Camila y su cesto de mimbre
Durante mucho tiempo, tuvimos como ritual para el nuevo año el de reunirnos con varios amigos en casa de Camila. Sentados en el piso y en medio de una gran algarabía, poníamos en un cesto de mimbre un trozo de papel con nuestro nombre, un deseo personal, un propósito y un vaticinio para el año que comenzaba. Muchos llegábamos a la cita con nuestras respuestas meditadas, pero en algunos eneros fue especialmente difícil predecir o anhelar cualquier cosa, en medio de la incertidumbre de la crisis. No obstante, hacíamos el ejercicio de imaginar mínimamente nuestras vidas, de ambicionar o adivinar algo que podría ocurrirnos.
Antes de concluir esa velada anual, se leían los escritos del encuentro ocurrido doce meses antes y se contrastaban con los recién incluidos en el cesto. Aquella lectura era un verdadero recorrido por las aspiraciones pospuestas y los planes incumplidos, aunque en ese entonces sólo atinábamos a reírnos y a seguir proyectando nuevas fantasías. Pocas veces acerté con los augurios de qué ocurriría en mi Isla, aunque creo haber cumplido con una buena parte de lo que me propuse para mí misma, más por testarudez personal que por reales condiciones para lograrlo. Entre los participantes de aquel festejo, se repetía llamativamente el anhelo de radicarse en otro país, seguido –a mucha distancia– de las apetencias del corazón y de las ansias de un techo propio.

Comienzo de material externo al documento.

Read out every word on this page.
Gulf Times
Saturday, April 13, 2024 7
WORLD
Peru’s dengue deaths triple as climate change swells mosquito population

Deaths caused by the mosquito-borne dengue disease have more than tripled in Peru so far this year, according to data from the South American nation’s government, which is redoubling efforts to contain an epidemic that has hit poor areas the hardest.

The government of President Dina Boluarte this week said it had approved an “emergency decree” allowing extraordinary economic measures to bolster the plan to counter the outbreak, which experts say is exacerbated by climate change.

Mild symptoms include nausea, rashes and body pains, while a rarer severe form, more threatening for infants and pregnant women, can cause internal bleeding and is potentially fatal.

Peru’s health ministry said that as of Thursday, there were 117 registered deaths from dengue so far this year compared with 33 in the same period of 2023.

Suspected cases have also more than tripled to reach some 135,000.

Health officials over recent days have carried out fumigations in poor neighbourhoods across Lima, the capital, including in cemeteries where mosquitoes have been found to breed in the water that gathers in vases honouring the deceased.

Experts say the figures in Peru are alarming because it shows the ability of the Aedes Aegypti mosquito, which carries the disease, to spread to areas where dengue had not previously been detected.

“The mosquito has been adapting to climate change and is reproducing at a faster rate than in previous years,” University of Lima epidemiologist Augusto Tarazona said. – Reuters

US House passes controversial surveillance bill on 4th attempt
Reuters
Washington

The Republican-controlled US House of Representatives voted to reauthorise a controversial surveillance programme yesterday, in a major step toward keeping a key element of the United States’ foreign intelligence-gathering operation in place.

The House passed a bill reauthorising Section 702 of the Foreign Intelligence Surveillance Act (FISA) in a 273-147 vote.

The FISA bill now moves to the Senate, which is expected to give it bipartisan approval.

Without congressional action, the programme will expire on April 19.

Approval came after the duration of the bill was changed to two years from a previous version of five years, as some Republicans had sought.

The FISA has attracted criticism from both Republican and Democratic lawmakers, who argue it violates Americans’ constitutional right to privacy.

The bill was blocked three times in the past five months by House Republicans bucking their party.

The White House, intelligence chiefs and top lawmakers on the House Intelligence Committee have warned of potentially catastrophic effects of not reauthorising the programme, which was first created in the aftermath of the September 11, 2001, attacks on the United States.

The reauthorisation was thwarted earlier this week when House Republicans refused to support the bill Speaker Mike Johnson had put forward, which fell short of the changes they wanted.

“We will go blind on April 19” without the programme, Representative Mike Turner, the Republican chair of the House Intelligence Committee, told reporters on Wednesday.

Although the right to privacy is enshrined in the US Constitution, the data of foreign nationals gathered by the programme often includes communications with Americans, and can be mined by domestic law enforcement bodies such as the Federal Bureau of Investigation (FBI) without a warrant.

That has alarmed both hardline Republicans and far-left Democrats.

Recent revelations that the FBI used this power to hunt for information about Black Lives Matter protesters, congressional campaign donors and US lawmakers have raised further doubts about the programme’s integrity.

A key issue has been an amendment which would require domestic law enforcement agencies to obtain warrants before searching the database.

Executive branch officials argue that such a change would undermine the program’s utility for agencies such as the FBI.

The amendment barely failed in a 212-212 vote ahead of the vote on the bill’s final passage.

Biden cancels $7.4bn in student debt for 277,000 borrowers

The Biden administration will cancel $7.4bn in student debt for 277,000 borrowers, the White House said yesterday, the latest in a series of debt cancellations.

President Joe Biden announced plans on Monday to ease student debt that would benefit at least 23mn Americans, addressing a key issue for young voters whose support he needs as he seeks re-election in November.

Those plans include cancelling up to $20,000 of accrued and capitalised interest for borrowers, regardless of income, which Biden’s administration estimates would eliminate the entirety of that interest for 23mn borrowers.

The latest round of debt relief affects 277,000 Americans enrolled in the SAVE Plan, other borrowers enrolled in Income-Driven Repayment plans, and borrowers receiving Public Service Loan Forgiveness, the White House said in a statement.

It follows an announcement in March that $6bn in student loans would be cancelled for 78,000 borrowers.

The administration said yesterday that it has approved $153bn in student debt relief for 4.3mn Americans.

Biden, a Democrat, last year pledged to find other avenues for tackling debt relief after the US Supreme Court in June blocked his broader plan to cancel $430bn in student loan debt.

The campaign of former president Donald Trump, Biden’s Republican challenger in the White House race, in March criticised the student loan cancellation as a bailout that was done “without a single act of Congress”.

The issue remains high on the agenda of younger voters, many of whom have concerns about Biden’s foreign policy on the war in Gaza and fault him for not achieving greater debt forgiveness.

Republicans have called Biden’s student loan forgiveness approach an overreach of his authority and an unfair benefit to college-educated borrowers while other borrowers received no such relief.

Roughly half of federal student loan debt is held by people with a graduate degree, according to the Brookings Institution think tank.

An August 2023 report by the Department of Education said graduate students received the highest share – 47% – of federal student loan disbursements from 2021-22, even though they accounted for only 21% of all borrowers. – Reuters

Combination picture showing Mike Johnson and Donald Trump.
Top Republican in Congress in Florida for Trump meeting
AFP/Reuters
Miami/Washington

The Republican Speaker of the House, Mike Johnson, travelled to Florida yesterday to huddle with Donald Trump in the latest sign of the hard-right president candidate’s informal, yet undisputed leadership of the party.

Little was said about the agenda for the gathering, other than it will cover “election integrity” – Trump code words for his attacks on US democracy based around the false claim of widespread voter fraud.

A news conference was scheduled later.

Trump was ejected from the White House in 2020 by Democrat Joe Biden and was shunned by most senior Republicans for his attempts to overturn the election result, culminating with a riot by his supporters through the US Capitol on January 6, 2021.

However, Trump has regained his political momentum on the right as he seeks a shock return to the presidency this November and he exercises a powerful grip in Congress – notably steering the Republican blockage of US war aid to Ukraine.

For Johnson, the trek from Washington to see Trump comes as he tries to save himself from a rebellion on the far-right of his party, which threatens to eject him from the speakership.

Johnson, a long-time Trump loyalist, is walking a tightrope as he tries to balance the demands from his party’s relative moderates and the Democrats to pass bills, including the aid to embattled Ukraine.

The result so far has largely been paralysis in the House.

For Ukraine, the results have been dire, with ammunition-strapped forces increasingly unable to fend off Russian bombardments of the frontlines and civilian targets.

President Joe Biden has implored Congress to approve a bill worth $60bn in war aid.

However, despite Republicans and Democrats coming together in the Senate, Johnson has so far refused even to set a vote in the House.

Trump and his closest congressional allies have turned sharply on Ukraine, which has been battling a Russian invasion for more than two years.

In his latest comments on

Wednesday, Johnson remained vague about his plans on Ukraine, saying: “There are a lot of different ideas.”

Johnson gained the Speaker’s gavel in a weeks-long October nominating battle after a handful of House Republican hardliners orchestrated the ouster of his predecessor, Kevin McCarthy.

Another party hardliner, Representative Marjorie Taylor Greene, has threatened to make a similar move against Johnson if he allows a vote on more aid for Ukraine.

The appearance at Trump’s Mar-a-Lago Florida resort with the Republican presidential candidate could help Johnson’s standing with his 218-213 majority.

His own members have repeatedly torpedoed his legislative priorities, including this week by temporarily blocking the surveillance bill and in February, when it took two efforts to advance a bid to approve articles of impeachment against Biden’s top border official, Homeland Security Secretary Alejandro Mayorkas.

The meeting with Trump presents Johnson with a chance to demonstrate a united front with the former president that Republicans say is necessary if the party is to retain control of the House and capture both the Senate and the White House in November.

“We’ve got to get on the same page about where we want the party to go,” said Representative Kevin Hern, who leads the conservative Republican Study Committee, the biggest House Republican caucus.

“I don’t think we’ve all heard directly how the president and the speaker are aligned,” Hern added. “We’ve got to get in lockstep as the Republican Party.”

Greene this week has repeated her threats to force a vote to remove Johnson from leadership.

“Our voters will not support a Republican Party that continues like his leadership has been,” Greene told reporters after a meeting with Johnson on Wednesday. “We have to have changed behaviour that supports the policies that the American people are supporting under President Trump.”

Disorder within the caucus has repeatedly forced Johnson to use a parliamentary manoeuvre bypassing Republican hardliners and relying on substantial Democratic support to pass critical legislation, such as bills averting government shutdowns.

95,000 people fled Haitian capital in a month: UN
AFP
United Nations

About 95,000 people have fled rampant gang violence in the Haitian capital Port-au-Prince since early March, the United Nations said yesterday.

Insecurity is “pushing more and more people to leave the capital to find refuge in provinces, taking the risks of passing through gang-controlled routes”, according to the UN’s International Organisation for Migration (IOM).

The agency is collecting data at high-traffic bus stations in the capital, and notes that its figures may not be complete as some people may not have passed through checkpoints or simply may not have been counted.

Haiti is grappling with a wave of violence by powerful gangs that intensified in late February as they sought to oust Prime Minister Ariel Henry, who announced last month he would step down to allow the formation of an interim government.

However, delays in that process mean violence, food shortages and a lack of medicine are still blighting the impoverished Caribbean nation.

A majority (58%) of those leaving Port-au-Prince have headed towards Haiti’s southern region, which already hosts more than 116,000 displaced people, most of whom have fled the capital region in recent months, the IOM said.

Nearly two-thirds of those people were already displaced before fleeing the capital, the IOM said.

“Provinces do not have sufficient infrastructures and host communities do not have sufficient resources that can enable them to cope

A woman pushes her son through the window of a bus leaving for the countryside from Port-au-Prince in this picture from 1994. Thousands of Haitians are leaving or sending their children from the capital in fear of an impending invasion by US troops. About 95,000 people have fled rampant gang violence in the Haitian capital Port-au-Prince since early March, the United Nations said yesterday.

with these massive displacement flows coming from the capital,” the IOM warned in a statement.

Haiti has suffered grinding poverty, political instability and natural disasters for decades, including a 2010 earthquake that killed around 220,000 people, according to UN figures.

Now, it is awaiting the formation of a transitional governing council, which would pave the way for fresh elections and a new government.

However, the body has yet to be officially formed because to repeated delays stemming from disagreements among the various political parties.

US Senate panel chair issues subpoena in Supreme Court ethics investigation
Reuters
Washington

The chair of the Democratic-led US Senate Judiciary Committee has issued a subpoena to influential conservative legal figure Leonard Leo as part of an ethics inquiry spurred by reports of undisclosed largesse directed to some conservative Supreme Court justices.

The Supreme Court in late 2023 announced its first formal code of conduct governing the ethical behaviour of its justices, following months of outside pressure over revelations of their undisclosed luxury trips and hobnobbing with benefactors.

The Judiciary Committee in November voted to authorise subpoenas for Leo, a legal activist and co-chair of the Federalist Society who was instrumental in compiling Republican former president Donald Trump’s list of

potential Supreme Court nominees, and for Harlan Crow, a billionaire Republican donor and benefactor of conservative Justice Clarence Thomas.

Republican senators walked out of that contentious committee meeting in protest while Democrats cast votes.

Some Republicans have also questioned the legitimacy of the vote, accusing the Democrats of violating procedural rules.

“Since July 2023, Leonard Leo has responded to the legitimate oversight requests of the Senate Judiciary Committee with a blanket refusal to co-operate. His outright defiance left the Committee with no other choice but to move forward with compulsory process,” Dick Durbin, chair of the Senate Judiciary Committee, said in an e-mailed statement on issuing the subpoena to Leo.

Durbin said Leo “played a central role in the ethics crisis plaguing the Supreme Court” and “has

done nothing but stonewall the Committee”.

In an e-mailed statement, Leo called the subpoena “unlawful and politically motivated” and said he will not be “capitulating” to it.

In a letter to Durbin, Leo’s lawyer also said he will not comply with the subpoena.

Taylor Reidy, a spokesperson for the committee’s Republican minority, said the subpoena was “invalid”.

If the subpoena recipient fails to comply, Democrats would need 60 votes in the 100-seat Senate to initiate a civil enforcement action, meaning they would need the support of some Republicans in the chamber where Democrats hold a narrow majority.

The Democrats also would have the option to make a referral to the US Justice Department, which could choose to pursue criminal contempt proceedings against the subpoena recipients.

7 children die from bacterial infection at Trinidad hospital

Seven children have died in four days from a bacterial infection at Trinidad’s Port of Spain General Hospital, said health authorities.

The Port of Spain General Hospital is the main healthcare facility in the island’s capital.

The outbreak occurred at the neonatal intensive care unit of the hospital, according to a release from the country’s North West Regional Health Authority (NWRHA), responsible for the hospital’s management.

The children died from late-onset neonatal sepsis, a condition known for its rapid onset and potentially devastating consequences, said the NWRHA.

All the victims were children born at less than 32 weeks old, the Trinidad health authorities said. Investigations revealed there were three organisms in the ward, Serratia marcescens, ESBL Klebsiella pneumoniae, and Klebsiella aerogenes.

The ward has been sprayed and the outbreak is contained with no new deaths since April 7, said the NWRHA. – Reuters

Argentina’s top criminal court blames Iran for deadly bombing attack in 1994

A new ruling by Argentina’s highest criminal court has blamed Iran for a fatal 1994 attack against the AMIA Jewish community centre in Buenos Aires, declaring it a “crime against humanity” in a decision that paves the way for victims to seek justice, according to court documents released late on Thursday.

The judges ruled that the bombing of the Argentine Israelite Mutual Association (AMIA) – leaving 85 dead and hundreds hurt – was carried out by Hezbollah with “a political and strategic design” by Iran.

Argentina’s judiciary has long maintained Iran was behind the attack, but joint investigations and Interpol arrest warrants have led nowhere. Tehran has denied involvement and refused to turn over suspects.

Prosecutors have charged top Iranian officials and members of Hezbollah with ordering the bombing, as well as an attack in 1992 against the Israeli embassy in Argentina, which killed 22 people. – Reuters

En cada encuentro alrededor del cesto, notábamos que el número de los que lograban emigrar aumentaba. La llamada “fiesta de los papelitos” se convirtió así en el pase de lista de los ausentes, en el inventario de las ilusiones de todo un grupo de amigos que –ante la falta de expectativas– prefirió levar anclas. Hasta Camila, nuestra dulce anfitriona, se fue a miles de kilómetros de su pequeña casita de Ayestarán. Por estos días, puede que esté repasando la montaña de empeños y profecías que escribimos y acumulamos –año tras año– en su sala. Sé muy bien que ella conserva esas hojas amarillentas cual testimonio de una generación desperdigada, clara constancia de quienes no dejamos de soñar ni siquiera en los períodos más duros.